Part 1: Are you Ready?
Part 3: Frequently Asked Questions
With the GDPR now only a few months away, lots of questions are starting to be asked about the specific details as we all absorb the implications and impact on almost every business in Europe. We will collect and answer some of the most common ones here. Please check back regularly for updates.
| Do I need to be ‘GDPR compliant’ ?
The EU creates 5 different types of legal act – Regulations, Directives, Decisions, Recommendations and Opinions. Of all these, Regulations are the strongest because they are immediately legally binding across all member countries equally.
However the invididual states then issue national legislation in order to define the authority, checks and sanctions of the Regulation.
In the UK, we have the “Data Protection Bill 2017-19” currently going through the House of Lords. This is the draft that will soon become the “Data Protection Act 2018”, replacing the now antiquated “Data Protection Act 1998”, on or before the 25th May 2018. This new Act will implement the GDPR, extending and adjust it where necessary to work appropriately for the UK.
Where the old DPA 1998 has been a matter of registration if your business deems itself collecting or processing personal data, the DPA 2018 will automatically apply to every business and of course there are those headline-grabbing fines for data breaches that will certainly be applied.
So the correct answer to the question is: all UK businesses will need to be compliant with the Data Protection Act 2018.
| Will the GDPR still apply after Brexit?
Yes it will. For the UK to be able to trade with EU member states after Brexit, it will have to operate data protection standards that satisfy the requirements of GDPR at a minimum. The Data Protection Act 2018 will ensure these standards continue to be applied in the UK.
| How long do we have to respond to a Subject Access Request?
A Subject Access Request is a formal request by an individual for you to confirm whether you have collected their data, what details you are holding and may follow up with a request for you to correct or erase it.
You are required to give a no-nonsense answer within 1 month. However if the request is complex, you can write to them and explain why there will be a delay, which can be for a maximum of 2 more months.
| Can I charge to provide a response to a Subject Access Request?
In most circumstances you cannot charge. Under the old Data Protection Act 1998, you could charge a fee of £10 but the GDPR says that responses should be given free-of-charge.
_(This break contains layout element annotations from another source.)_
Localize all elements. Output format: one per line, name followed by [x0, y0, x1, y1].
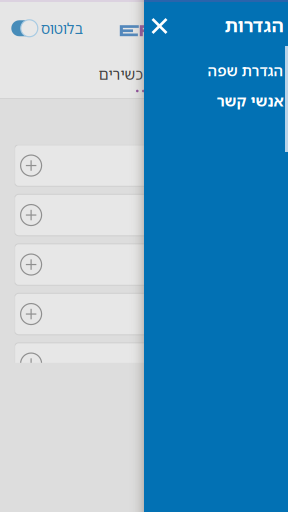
button[interactable]: Add device [15, 145, 277, 186]
staticText: בלוטוס [40, 18, 82, 38]
staticText: מכשירים [98, 64, 152, 84]
button[interactable]: Add device [15, 293, 277, 335]
staticText: אנשי קשר [216, 90, 283, 111]
button[interactable]: הגדרת שפה [144, 59, 283, 82]
button[interactable]: בלוטוס [11, 18, 82, 38]
button[interactable]: Add device [15, 244, 277, 285]
button[interactable]: מכשירים [98, 64, 152, 84]
button[interactable]: Add device [15, 343, 277, 384]
staticText: הגדרת שפה [207, 60, 283, 80]
staticText: הגדרות [224, 12, 283, 38]
button[interactable]: אנשי קשר [144, 89, 283, 112]
button[interactable]: Close settings [144, 11, 174, 41]
button[interactable]: Add device [15, 194, 277, 236]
However a ‘reasonable fee’ covering the cost of administration can be charged in cases of repetitive or excessive requests from an individual, in order to prevent unfounded demands.
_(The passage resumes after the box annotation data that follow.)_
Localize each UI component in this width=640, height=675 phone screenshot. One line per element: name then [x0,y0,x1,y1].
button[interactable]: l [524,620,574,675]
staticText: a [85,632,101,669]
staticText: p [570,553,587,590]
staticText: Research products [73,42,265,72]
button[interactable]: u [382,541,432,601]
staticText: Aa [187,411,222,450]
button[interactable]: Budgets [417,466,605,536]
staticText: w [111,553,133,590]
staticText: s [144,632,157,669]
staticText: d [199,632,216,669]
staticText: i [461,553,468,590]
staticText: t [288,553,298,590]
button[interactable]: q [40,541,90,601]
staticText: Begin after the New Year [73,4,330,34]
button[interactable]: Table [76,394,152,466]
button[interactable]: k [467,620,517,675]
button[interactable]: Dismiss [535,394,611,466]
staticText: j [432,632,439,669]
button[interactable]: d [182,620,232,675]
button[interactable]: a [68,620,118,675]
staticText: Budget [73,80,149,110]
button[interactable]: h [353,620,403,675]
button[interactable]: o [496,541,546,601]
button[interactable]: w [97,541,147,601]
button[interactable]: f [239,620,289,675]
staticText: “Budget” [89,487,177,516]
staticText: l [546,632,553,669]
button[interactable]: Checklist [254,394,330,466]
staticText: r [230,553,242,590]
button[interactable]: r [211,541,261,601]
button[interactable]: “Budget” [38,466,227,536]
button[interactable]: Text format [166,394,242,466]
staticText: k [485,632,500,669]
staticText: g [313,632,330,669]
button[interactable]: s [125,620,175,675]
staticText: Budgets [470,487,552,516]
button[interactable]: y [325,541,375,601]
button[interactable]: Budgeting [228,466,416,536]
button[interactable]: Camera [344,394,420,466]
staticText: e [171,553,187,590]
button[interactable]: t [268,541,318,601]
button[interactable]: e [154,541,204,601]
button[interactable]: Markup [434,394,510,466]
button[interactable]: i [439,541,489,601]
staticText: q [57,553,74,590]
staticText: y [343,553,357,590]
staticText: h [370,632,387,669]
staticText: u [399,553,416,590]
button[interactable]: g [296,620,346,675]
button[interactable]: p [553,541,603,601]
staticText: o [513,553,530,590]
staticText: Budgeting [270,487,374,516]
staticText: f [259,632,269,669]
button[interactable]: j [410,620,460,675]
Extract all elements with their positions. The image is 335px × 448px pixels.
| Does an individual’s right to erasure or the right to be forgotten extend to backup copies?
Yes it does extend to backup copies. Strictly speaking, you must know where all copies of that subject’s data are located and correct or erase those copies as well.
But the GDPR gives a caveat adding “taking into account the availabile technology and the cost”. So it is very possible that in many cases this won’t happen in practice.
But you must remember that not knowing (or claiming you don’t know) where all the copies of the data are located or that other backup copies exist is not acceptable. This is regarded as laziness or incompetance and frowned upon by the authorities.
| Does the GDPR apply to paper-based records?
Yes, it certainly does. The protection of data held in paper records is equally as important as those held in digital format. Far too often businesses focus on the management and security of electronic and severely overlook their responsibilities extend to information being held in filing cabinets and storage rooms.
Hard-copy records are actually harder to manage because these days computer access controls and auditing is somewhat easier than controlling physical access to filing cabinets. If you have a breach of paper-based records (a break-in or a fire), you will probably have a lot more difficulty knowing what was lost or leaked and which individuals that you need to inform that you have breached their data protection rights.